HeadlinesBriefing favicon HeadlinesBriefing.com

Airbnb's OpenTelemetry Migration Slashes Metrics Processing Overhead

Hacker News •
×

OpenTelemetry adoption cut CPU metrics processing from 10% to under 1% in Airbnb's production systems. The shift from StatsD to OpenTelemetry Protocol (OTLP) eliminated intermediate translation steps, improving reliability under high throughput. However, high-cardinality metrics caused memory issues, resolved by switching to delta temporality for select services. This trade-off introduced data gaps during failures but stabilized resource usage.

The migration revealed critical trade-offs in metric collection. While OpenTelemetry enabled Prometheus-native features like exponential histograms, high-volume services faced performance regressions. Airbnb addressed this by adjusting its common metrics library to use delta temporality, reducing in-process memory burden. This change was applied selectively to services emitting over 10K samples per second, preserving cumulative mode for others. The dual-write approach during migration allowed gradual transition without disrupting legacy systems.

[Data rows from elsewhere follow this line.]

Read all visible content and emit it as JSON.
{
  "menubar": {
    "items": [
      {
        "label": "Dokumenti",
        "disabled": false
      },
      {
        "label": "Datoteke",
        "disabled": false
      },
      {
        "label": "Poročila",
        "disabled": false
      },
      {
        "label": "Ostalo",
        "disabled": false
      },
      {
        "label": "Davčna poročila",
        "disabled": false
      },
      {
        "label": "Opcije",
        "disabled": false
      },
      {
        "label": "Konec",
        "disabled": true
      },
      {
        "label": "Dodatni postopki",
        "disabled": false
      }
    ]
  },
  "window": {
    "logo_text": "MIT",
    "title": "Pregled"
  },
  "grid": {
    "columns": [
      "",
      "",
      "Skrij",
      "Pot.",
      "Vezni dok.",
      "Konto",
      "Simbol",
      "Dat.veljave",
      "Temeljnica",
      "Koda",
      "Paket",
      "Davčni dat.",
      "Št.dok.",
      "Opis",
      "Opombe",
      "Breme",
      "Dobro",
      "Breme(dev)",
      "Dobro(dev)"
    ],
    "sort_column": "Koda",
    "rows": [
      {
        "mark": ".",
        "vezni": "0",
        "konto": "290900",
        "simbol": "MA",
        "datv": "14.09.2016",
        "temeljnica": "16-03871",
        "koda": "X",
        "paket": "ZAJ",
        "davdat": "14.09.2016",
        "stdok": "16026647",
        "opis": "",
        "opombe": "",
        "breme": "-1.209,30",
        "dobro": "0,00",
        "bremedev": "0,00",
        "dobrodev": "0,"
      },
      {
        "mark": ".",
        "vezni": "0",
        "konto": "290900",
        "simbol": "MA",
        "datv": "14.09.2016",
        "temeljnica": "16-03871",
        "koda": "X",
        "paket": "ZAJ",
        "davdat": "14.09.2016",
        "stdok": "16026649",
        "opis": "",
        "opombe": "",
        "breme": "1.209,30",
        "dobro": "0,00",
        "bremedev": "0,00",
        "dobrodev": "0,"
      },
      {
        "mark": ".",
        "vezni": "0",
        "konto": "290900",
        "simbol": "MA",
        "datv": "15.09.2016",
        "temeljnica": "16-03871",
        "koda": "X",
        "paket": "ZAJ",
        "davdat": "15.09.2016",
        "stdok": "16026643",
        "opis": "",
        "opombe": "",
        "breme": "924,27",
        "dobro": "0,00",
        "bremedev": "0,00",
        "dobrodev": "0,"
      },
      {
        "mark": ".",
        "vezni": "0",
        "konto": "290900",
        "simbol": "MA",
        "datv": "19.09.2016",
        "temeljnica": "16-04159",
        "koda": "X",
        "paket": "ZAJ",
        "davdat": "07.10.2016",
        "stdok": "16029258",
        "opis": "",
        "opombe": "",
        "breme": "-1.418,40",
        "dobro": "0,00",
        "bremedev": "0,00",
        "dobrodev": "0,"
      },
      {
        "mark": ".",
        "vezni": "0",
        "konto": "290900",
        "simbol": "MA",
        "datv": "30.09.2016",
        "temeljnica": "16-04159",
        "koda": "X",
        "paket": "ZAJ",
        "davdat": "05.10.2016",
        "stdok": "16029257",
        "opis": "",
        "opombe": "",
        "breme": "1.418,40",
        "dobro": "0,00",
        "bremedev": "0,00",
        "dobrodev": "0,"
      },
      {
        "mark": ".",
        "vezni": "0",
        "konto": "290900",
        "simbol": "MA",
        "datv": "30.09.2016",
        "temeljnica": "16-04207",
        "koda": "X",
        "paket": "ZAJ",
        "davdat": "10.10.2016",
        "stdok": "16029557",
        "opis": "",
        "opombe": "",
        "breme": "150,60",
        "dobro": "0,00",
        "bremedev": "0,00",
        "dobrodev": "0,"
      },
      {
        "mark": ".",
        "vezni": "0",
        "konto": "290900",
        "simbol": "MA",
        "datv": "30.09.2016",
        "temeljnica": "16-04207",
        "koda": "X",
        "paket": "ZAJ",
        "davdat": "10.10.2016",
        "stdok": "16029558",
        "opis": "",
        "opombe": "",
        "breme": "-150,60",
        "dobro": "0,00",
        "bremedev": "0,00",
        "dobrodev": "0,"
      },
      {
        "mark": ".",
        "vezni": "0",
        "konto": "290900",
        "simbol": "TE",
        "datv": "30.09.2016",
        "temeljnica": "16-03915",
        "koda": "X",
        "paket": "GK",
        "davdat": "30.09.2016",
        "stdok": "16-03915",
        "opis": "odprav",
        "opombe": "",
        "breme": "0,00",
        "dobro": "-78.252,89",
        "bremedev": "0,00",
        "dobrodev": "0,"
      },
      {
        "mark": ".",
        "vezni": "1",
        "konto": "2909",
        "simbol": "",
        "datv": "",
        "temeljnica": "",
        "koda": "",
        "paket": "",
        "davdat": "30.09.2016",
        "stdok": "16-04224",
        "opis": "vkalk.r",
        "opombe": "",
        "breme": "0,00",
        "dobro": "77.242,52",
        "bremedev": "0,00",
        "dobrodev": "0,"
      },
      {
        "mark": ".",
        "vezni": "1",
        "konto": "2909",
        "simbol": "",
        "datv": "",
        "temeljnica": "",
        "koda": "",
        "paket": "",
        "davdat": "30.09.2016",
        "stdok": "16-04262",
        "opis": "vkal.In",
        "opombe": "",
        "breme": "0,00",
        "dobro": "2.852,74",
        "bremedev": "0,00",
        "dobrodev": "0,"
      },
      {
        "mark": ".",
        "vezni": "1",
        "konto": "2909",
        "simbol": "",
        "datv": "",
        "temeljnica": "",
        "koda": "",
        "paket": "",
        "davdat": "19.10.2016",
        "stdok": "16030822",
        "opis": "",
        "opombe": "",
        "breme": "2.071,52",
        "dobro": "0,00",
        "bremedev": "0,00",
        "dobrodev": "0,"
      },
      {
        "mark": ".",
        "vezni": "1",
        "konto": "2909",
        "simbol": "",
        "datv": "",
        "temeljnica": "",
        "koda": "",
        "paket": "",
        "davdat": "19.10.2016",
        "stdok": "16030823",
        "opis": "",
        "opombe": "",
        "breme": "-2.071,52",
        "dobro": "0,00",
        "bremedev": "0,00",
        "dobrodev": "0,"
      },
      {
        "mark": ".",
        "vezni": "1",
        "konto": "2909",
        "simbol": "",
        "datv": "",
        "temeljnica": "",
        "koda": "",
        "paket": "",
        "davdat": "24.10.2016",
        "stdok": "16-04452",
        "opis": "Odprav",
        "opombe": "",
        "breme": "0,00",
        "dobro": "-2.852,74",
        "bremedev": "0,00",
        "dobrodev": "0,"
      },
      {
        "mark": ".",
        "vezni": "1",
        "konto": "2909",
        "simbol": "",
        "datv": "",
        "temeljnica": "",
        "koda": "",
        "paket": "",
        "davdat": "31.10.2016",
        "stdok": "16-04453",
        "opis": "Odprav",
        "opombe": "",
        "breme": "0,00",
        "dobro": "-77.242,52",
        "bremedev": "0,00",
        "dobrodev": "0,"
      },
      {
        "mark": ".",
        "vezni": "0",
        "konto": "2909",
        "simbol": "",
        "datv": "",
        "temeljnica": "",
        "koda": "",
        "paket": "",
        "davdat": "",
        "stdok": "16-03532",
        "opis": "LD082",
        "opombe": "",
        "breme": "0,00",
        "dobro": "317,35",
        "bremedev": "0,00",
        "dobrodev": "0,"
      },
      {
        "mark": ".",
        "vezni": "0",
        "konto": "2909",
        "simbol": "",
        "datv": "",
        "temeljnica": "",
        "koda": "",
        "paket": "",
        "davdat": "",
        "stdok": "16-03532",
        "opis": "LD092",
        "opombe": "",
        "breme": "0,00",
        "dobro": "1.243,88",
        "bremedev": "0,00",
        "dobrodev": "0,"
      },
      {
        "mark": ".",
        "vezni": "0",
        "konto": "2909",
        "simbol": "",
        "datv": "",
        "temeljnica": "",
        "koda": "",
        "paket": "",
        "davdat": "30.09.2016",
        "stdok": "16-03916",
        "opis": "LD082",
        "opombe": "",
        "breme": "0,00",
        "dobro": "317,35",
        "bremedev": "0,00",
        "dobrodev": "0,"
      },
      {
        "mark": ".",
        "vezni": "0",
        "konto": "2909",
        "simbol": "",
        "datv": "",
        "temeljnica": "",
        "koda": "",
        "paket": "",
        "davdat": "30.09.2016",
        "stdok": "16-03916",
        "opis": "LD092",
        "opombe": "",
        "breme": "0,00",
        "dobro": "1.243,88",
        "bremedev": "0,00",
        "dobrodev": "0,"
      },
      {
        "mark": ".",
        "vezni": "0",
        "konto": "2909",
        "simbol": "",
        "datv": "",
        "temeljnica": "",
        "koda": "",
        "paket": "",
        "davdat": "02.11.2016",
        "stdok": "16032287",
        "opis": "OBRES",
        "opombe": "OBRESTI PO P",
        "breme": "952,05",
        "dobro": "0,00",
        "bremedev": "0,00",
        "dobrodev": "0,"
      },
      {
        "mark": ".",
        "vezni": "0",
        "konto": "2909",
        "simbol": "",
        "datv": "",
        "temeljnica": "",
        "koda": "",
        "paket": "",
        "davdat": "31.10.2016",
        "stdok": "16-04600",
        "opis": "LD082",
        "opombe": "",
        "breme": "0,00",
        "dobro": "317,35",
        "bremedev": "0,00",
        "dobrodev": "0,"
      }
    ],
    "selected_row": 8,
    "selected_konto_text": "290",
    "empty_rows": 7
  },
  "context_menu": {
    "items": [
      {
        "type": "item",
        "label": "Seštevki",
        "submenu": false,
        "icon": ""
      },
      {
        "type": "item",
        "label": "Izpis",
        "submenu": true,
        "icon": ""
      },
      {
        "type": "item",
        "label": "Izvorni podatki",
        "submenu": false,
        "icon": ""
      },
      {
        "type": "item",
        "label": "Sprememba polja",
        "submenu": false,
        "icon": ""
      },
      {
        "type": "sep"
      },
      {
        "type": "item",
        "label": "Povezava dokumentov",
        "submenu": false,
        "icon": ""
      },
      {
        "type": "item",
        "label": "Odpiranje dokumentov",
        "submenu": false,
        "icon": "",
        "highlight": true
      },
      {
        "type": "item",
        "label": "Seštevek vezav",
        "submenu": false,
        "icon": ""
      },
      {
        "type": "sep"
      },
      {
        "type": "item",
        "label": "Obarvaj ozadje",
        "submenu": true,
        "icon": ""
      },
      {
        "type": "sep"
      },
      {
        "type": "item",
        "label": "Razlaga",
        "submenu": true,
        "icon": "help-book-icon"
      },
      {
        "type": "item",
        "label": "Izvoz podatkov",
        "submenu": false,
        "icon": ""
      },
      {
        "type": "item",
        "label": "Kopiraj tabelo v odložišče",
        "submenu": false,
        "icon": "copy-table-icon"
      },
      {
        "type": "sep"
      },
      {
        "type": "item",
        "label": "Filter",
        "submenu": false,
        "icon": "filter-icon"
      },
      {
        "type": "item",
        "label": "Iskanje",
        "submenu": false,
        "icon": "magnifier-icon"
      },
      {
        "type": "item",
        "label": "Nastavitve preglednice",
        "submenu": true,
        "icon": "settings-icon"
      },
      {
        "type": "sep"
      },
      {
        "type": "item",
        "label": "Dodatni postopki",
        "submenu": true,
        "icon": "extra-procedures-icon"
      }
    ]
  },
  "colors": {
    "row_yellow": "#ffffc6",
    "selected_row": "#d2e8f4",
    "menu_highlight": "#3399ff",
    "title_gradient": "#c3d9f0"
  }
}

To handle scaling, Airbnb implemented vmagent from VictoriaMetrics. This tool aggregates instance-level labels, reducing data volume before Prometheus ingestion. The architecture uses stateless routers and stateful aggregators to horizontally scale, processing over 100 million samples per second. Customizations included native histogram support and multitenancy. This centralized pipeline not only cut costs by an order of magnitude but also became a centralized hub for detecting instrumentation errors. The move positions Airbnb to handle future observability needs without protocol constraints, leveraging OpenTelemetry's industry-standard status.